Lorentz National Park was declared a World Heritage Site by UNESCO in 1999. This massive nature sanctuary, spanning over 9,600 square miles (about 24,864 square kilometers) is located in the Papua province, right at the intersection of two colliding continental plates.

The Lorentz National Park contains several ecosystems, including grasslands, swamps, ocean beaches, rainforests, and alpine mountains topped by rare tropical glaciers. Its most famous mountain, Puncak Jaya, is the tallest peak in South-East Asia. It is considered as one of the most ecologically diverse national parks in the world. It is the only nature reserve in the Asia-Pacific region to contain a full altitudinal array of ecosystems ranging through marine areas, mangroves, tidal and freshwater swamp forest, lowland and montane rainforest, alpine tundra, and equatorial glaciers. At 4884 meters, Puncak Jaya (formerly Carstensz Pyramid) is the tallest mountain between the Himalayas and the Andes.
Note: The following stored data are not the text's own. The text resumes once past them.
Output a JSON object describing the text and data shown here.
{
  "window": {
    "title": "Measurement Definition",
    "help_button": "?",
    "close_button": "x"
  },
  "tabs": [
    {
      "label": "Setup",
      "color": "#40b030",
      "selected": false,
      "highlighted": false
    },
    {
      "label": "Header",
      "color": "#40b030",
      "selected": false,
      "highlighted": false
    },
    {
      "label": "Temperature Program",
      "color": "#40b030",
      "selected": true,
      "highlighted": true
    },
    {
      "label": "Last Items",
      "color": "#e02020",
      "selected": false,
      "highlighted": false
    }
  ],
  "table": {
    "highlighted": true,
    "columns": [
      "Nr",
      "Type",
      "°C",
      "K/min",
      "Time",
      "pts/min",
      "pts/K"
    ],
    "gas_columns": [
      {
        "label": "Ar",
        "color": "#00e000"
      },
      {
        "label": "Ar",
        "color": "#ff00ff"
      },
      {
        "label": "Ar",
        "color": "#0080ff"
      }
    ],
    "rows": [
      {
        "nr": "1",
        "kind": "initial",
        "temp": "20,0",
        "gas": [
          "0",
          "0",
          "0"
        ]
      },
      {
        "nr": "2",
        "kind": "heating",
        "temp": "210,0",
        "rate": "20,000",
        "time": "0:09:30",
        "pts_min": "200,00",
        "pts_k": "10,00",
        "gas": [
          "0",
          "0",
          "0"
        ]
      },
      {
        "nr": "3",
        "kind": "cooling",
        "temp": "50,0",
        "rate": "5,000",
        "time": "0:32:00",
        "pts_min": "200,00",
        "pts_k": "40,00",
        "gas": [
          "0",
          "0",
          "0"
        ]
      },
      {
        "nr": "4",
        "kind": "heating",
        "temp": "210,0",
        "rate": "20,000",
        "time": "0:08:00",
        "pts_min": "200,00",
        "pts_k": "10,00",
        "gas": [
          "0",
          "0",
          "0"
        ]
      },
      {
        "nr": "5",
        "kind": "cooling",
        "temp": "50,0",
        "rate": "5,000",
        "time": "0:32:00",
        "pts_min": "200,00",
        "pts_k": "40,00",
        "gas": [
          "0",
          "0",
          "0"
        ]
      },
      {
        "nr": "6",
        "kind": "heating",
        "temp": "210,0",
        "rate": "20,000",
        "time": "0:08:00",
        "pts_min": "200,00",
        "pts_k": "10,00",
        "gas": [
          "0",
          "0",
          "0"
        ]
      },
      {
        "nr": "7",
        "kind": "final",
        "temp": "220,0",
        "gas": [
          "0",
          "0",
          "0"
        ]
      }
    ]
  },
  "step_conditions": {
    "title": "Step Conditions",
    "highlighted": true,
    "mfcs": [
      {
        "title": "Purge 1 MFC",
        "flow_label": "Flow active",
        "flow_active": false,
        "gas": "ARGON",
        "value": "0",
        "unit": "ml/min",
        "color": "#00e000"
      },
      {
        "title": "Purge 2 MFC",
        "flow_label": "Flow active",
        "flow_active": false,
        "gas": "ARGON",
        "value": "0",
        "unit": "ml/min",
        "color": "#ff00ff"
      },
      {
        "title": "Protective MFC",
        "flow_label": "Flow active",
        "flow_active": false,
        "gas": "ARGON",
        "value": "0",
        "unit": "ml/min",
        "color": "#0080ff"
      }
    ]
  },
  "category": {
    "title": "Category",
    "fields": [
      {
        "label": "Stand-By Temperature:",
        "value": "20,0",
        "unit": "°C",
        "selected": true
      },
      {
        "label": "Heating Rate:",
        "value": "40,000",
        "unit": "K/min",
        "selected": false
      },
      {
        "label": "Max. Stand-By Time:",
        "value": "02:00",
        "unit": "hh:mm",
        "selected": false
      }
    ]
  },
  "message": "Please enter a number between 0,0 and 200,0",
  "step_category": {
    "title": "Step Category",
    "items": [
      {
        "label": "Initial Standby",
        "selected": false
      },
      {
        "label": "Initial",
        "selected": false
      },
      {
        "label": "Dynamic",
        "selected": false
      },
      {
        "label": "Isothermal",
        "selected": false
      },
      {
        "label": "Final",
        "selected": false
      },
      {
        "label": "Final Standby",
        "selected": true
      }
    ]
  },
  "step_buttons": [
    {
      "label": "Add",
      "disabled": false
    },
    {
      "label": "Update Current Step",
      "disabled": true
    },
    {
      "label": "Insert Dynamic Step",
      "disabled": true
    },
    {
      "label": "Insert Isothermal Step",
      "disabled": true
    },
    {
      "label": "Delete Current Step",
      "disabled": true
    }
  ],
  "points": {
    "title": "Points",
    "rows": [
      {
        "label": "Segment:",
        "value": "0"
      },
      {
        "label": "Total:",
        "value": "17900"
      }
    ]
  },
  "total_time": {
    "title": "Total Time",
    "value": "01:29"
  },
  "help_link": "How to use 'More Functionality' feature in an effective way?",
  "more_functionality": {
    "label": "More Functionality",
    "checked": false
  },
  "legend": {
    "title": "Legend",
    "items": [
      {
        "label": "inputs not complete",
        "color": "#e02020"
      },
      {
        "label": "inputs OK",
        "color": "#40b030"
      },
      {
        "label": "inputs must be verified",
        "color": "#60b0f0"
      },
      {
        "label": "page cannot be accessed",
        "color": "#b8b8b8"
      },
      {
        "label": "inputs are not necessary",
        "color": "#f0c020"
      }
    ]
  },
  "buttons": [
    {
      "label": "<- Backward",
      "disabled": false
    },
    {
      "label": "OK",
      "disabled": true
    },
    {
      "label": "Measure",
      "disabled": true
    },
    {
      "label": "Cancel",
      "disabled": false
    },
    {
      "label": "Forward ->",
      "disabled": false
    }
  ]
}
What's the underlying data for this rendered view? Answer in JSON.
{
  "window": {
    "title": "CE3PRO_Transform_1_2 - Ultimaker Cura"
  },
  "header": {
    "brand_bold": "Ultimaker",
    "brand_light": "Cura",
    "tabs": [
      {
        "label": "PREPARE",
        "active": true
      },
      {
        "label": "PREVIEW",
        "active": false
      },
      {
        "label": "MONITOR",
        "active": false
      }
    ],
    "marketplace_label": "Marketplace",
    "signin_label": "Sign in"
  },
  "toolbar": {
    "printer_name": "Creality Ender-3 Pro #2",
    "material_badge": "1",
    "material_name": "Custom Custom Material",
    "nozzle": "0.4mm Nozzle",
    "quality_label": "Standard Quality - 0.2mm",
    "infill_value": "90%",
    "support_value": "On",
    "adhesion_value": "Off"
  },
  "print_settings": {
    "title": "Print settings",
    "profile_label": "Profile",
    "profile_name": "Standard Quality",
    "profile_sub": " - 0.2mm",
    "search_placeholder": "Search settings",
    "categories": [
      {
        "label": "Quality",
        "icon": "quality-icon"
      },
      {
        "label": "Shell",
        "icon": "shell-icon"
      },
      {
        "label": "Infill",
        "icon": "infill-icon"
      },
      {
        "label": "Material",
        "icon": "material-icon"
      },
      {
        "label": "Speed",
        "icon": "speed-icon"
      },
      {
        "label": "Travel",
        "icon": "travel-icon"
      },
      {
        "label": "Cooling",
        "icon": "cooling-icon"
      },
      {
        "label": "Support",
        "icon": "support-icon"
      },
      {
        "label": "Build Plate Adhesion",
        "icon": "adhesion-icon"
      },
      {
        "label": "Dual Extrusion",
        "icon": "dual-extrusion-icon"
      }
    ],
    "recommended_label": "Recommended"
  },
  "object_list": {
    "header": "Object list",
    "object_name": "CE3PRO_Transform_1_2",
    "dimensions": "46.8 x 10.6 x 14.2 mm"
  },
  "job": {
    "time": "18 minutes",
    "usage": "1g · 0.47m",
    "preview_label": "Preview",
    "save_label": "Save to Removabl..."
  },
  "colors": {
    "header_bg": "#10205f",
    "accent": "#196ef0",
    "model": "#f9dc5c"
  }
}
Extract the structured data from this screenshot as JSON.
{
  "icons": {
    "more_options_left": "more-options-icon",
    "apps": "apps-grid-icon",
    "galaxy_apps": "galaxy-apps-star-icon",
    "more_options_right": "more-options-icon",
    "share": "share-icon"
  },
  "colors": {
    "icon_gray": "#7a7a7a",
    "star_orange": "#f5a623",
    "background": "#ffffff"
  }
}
Lorentz National Park contains many unmapped and unexplored areas, and is certain to contain many species of plants and animals as yet unknown to Western science. Local communities' ethnobotanical and ethnozoological knowledge of the Lorentz biota is also very poorly documented. The park is named for Hendrikus Albertus Lorentz, a Dutch explorer who passed through the area on his 1909–10 expedition.

It has 630 documented species of bird (around 95 percent of the total number of bird species in Papua) and 123 mammalian species. Birds include two species of cassowary, 31 dove and pigeon species, 500 species of cockatoo, 60 species of kingfisher and 145 species of sunbird. The mammal species include the long-beaked echidna, short-beaked echidna, and four species of cuscus as well as wallabies, quolls and tree-kangaroos. Endemic to the Sudirman Range is the dingiso, a tree-kangaroo species only discovered in 1995. The park was established in 1997.